Plate tectonics, the accretion of new Earth’s crust and the recycling of old crust in the mantle into so-called ‘lithosphere plates’ all over the planet’s surface, is extremely important for our living planet. Little do we know how unique the system of plate tectonics that so characterises our Earth is. We have only known about this phenomenon even on our own Earth for about 60 years. But some typical features of Earth’s crust and mantle do clearly favour enabling plate tectonics.

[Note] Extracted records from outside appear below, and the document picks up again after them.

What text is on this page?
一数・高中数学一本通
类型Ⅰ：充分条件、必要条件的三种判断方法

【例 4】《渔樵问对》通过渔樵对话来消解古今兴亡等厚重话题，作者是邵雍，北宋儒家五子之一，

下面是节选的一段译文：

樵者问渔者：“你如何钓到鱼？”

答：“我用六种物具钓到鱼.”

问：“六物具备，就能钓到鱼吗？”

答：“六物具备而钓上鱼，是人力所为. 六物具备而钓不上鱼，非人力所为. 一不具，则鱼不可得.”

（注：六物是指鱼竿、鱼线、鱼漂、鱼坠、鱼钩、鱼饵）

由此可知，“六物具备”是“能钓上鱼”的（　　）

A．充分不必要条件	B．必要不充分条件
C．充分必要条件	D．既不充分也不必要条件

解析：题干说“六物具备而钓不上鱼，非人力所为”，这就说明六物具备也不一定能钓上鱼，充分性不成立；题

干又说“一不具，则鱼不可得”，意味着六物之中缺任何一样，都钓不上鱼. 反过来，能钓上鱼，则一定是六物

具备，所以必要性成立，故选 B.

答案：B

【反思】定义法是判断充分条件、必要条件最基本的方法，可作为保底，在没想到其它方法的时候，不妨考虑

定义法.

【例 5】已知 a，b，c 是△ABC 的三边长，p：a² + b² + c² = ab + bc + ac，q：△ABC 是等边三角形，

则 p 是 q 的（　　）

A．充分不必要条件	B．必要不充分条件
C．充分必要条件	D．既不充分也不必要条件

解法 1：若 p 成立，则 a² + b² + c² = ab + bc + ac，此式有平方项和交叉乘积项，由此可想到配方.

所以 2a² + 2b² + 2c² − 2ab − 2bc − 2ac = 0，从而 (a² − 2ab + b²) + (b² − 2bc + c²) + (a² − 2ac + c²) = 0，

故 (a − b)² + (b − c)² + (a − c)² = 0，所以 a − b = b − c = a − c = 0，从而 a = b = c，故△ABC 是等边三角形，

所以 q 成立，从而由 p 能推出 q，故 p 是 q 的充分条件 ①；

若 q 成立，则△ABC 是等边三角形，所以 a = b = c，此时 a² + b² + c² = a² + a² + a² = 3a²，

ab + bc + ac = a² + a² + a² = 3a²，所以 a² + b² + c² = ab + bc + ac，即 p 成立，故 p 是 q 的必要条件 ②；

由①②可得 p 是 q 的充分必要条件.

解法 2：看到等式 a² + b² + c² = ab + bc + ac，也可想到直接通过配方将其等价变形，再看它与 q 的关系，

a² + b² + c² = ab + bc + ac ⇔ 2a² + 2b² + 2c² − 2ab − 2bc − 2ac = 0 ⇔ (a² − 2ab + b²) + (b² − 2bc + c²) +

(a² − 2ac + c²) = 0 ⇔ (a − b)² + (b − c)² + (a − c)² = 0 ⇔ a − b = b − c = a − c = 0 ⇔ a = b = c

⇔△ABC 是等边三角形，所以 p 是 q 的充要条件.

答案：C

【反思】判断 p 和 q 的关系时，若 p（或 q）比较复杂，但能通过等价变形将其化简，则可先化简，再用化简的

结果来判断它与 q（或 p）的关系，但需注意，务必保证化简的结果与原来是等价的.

A thin lithosphere of ideal strength
The lithosphere plates are relatively ‘rigid’ units – see world map above – that accrete along one side and submerge into the mantle along the other. Each plate consists of crustal material at the top (mainly silicate-rich basalt in oceanic crust) and mantle material at the bottom (mainly Mg-Fe-rich peridotite and perovskite). Both layers together form a lithosphere plate. This material must be strong enough not to break under pressure on the one hand, but soft enough to flex when the slab submerges into the mantle (subduction zones) on the other. Moreover, the plates must not be too thick or too thin. Like so many features on Earth, this again is just ideal.
Long-term heat source
Below the lithospheric plates lies a mantle layer that is slightly plastic like hot chcolate (not melted chocolate). This layer is called asthenosphere and is not fundamentally different in composition as the layer above it. Yet this is the only layer that is so plastic and movable. This is due to the combination of temperature and pressure at a depth of several tens of kilometres. The temperature is above 1600 Kelvin (1230°C), which is not enough for real melting of the rock, but is enough to make the layer plastic enough. This allows the movement of the lithosphere plates, albeit enormously slow : order of magnitude several cm per year maximum. Moreover, the plastic nature of the asthenosphere allows heavier lithosphere plates to ‘sink’ very slowly into the mantle (subduction). This is because the oldest parts of the lithosphere plates have become colder, thicker and heavier with time. They sink into the mantle by their weight, helped to a lesser or greater extent by the pressure of an adjacent lithosphere plate pushing against it.
That our Earth still exhibits plenty of these active plate tectonics after 4.5 billion years is not entirely obvious. This is only possible if there is enough internal heat in the planet. We owe this in part to residual heat left over since Earth’s formation: heat from collisions and frictions. Our planet is cooling slowly, and it owes this to its size and composition, which is again … just right. But an even more important source of internal heat (about 80% today) comes from the decay of radioactive material. For that, you need a Solar System with enough heavy elements. So that too is a prerequisite for the movements of the Earth’s crust to this day.
Liquid water
Furthermore, again we see the importance of all the liquid water with which 71% of the Earth’s surface is thanked. The seawater largely determines the smoothness of the lithosphere plates. By the way, an underexposed plate brings extra water into the mantle. As a result, the mantle rock in those places will have a lower melting temperature, and this gives rise to localised fluid magma. We therefore often see a region of active volcanoes near a subduction zone. Further in the course, we will look at the importance of this for the habitability of our planet. This will mainly be about the cycle of carbon over long periods.
Plate tectonics: why do you need it?
What do we all owe to plate tectonics on Earth? Just a quick rundown:
- Long-term habitable climate (carbon cycle)
- Formation of contintents (land life)
- Hydrothermal springs in the deep sea (where life is thought to have originated)
- Mountains and valleys (habitat variation and carbon cycle)
- Permanent changes of habitats (driving force of biological evolution)
The Earth has managed to achieve unimaginable biodiversity after billions of years, with highly complex life forms and ecotopes. This would not have been possible without the above phenomena. And therefore not without plate tectonics either. We will discuss some of them in the following chapters.